No, that's your experience. The narrative is that everything went to shit because the left is trying to create a society where the values you hold are despised and where the good people are blamed for everything while lazy people and criminals get to do whatever they want because of a misplaced sense of justice.
What is actually happening is more mundane.
It's political systems breaking because closed primaries and Gerrymandering mean that a significant population in a lot of places effectively get no political voice because the elections are held in the primaries, and the people can't vote in the opposing party's primary. Ossification results, or the candidate who appeals to the party's more ardent voters get elected, and we essentially lose the center as a political position.
We also have a homeless situation that isn't being addressed, because no one wants to do anything effective. So what happens is that the only thing that can be done is to arrest them, and house them in jail temporarily. This is expensive and doesn't actually fix anything.
So you have a bunch of frustrated citizens who feel like they have no control over their local policy and are sick of the petty crime, along with police who are handling it by not enforcing quality of life crimes in the hope people will blame the elected officials they don't like.
Your frustration is real, but the causes you are attributing for them are wrong.
Arresting criminals and throwing them in jail, like we did until about 10 years ago, would be a fantastic start! Really not a quantum leap in policy change
You need to read what people write and engage with the substance of it. Replying with a variation of the same talking point over and over is not a discussion.
My response is simple and straight forwards, I don’t tie myself into logical knots to turn what is simple and correct into a complicated inverse of reality
Except you didn't respond to anything I wrote. A 'simple and straightforward' response that does not address the content of the post you are responding to is not how this board operates.
From the guidelines:
"Please don't post shallow dismissals, especially of other people's work. A good critical comment teaches us something."
"Please don't use Hacker News for political or ideological battle. It tramples curiosity."
It’s just hard to engage when the comment doesn’t respond to the philosophical bedrock point: Stealing! Is! Wrong!
This is a bedrock foundational principle of Western civilization. I don’t take any quarter to any other opinion. This is the Ten Commandments. I don’t give an inch to anyone who tries to justify stealing whatsoever. While my HN persona is a bit grating my personal relationships are full of leftists, or I wouldn’t be able to be a community member in my deep blue city.
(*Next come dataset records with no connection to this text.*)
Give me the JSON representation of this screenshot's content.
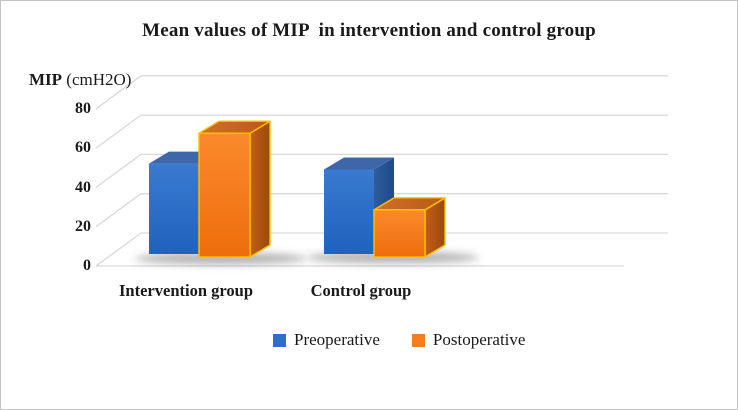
{
  "title": "Mean values of MIP  in intervention and control group",
  "y_axis": {
    "label_bold": "MIP",
    "label_unit": " (cmH2O)"
  },
  "legend": {
    "items": [
      {
        "label": "Preoperative",
        "color": "#2E70C6"
      },
      {
        "label": "Postoperative",
        "color": "#F87C1A"
      }
    ]
  },
  "chart_data": {
    "type": "bar",
    "projection": "3d",
    "title": "Mean values of MIP  in intervention and control group",
    "ylabel": "MIP (cmH2O)",
    "categories": [
      "Intervention group",
      "Control group"
    ],
    "series": [
      {
        "name": "Preoperative",
        "values": [
          46,
          43
        ],
        "color": "#2E70C6"
      },
      {
        "name": "Postoperative",
        "values": [
          63,
          24
        ],
        "color": "#F87C1A"
      }
    ],
    "yticks": [
      0,
      20,
      40,
      60,
      80
    ],
    "ylim": [
      0,
      80
    ],
    "grid": true,
    "legend_position": "bottom"
  },
  "colors": {
    "blue_front_light": "#3A7AD0",
    "blue_front_dark": "#1E63BE",
    "blue_top": "#3E66A8",
    "blue_side_light": "#2E5C9E",
    "blue_side_dark": "#1F4A86",
    "orange_front_light": "#FA8A2B",
    "orange_front_dark": "#EE6D0C",
    "orange_top_light": "#D07029",
    "orange_top_dark": "#B85A18",
    "orange_side_light": "#C25F15",
    "orange_side_dark": "#9C480E",
    "orange_outline": "#FFC000",
    "gridline": "#D9D9D9",
    "text": "#1A1A1A",
    "frame_border": "#C4C4C4"
  }
}
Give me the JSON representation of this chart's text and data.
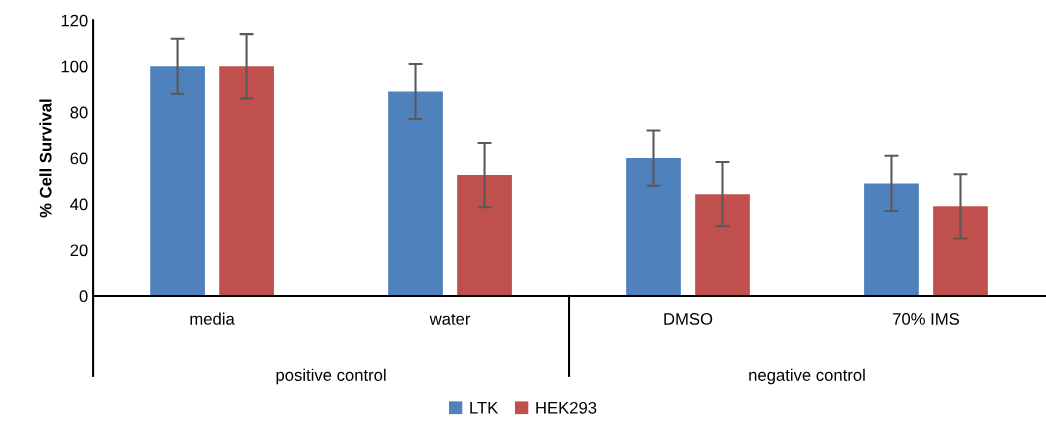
{
  "chart_data": {
    "type": "bar",
    "ylabel": "% Cell Survival",
    "categories": [
      "media",
      "water",
      "DMSO",
      "70% IMS"
    ],
    "series": [
      {
        "name": "LTK",
        "color": "#4f81bd",
        "values": [
          100,
          89,
          60,
          49
        ],
        "errors": [
          12,
          12,
          12,
          12
        ]
      },
      {
        "name": "HEK293",
        "color": "#c0504d",
        "values": [
          100,
          52.6,
          44.3,
          39
        ],
        "errors": [
          14,
          14,
          14,
          14
        ]
      }
    ],
    "annotations": [
      "positive control",
      "negative control"
    ],
    "ylim": [
      0,
      120
    ],
    "yticks": [
      0,
      20,
      40,
      60,
      80,
      100,
      120
    ],
    "grid": false,
    "legend": "bottom"
  }
}
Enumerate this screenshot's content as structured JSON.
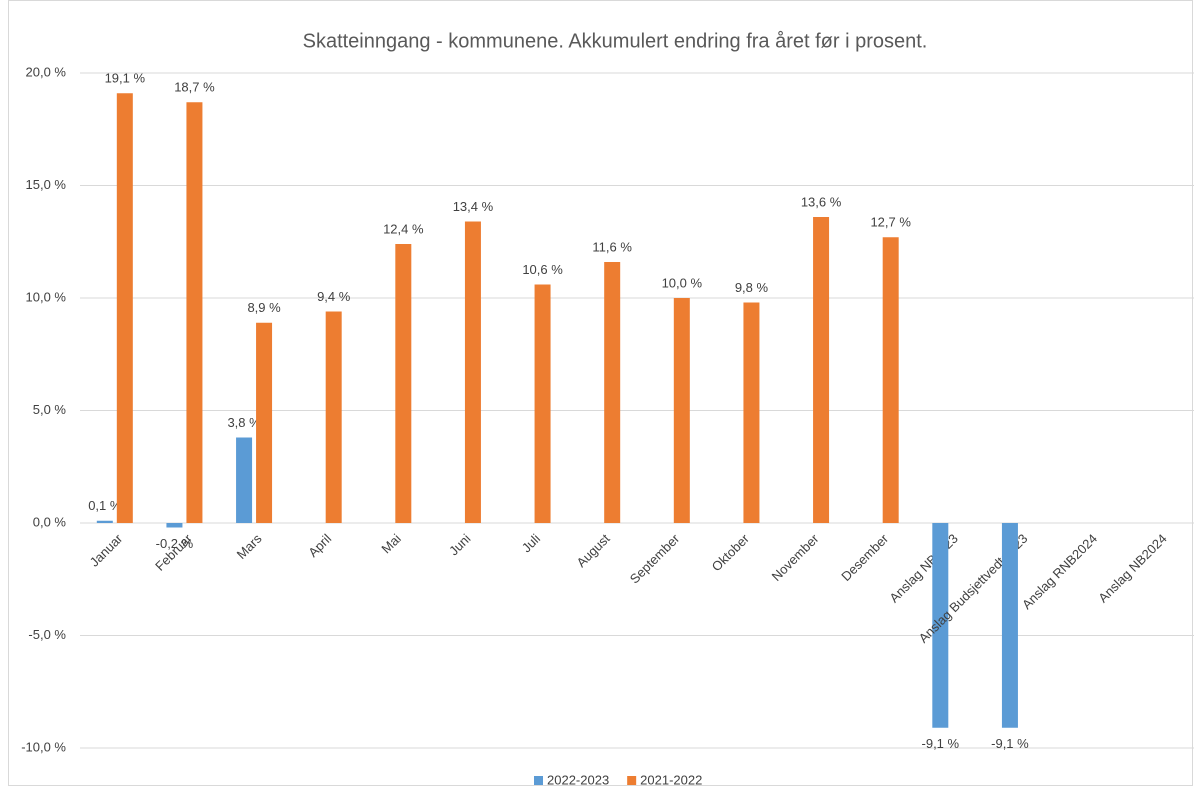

I am tired of people defending theft and thieves. NO STEALING EVER PERIOD
We were talking about enforcement, not morality. I addressed enforcement completely in the comment you never bothered to read.
You are conflating different things, you are not reading or properly engaging, and you are letting emotions take over instead of thinking. Maybe you should work on these issues instead of blaming leftists.
Repeat shoplifters? Please that’s a thinly veiled excuse, the actual reason is so they can build more accurate analytical models to screw you over more.
I don't doubt that the biometrics analytics dystopia is coming, but shoplifting is a huge issue in some areas. Biometrics surveillance still sucks, but I'll believe it is about theft at this time.
Do facial recognition systems actually reduce or prevent shoplifting by any significant amount? Most shops in my non-us area will have a no approach policy, call the police and report it, but most offenders are presumably habitual.
I'm sure you can imagine some dark patterns.
Screens that show you products they want you to buy based on your patterns. Discounted offers tailored to you that are not really discounts.
Just because they haven't announced it doesn't mean they're not using it.
Honestly, I would just assume every grocery store has security cameras doing facial recognition to cross-reference and catch repeat shoplifters.
All those security cameras are there for a reason.